"I'm one of you now," he said. "I passed your test." He was suddenly exhausted and shaken, but he would not show it. He stood erect and faced them.

Shairn took him in her arms and kissed him. Trehearne said, "You're glad I didn't die."

"Yes. Oh, yes!"

"You would have felt just a little guilty, wouldn't you?" He held her off and looked at her. She was very beautiful. Her throat was warm and white. He studied it, thinking what he had wanted to do only a short few minutes ago, and then he shook his head. He said slowly, "I owe you something, Shairn. I won't forget it."

She did not like his tone, and her brows drew into a dark line. She turned away, and over her shoulder Trehearne saw Kerrel looking at him in such an intent, strange way that he challenged it. "You don't look very happy, Kerrel. Does my survival upset you?"

Kerrel shook his head. "I don't enjoy condemning a man, particularly when I have nothing against him. But it brings up other problems.
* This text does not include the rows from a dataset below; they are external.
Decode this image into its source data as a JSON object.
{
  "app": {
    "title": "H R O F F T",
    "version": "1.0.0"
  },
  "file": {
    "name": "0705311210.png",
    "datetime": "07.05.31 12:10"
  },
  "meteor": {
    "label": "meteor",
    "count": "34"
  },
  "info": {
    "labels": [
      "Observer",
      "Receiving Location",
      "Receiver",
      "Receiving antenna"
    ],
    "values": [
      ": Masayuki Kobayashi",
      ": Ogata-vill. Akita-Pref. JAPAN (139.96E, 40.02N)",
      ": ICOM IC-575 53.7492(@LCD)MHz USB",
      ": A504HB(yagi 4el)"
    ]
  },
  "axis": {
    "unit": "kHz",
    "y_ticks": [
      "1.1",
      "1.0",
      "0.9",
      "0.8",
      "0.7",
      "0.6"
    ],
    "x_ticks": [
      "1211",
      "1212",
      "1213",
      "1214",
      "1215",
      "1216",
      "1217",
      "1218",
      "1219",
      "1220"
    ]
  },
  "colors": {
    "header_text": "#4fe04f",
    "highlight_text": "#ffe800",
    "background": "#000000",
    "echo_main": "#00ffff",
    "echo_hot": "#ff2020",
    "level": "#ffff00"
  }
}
You have no conception of them now, Trehearne, but the thing you have just done brings you automatically into conflict with the most basic tenet of Vardda law, and how the Council will decide the question I don't know." He shifted his gaze to Edri and said in a curiously soft tone, "It could have the most dangerous consequences."

If it was bait, Edri refused to take it. He laughed and said, "This is no time to worry about consequences. I'm going to find Trehearne a cabin and me a bottle, and put the two together for a small celebration. A man doesn't become a Vardda every day." He took Trehearne's elbow and started him toward the door. "Come on."

Trehearne's new-found strength had not deserted him—it was, apparently, automatic when it was once started, like the heart-beat—but the ordinary kind was running out of him like water from a sieve. He made it out into the passageway without staggering, but a few steps farther on he clung to the bolt-heads in the wall and said unhappily, "I think I'm going to fall over."

"Reaction," said Edri. "Don't let it bother you. We all get it, first time out. Here, hang on."

The passage seemed a mile long, but eventually there was a cabin, small, compact, and functional, and there was a bunk, and Trehearne sat down on it. Edri went away somewhere, and came back again after a minute with a bottle. The stuff, whatever it was, went down like white fire, and Trehearne felt better. He set the cup aside and then began to look at his hands, turning them over as though he had never seen them before.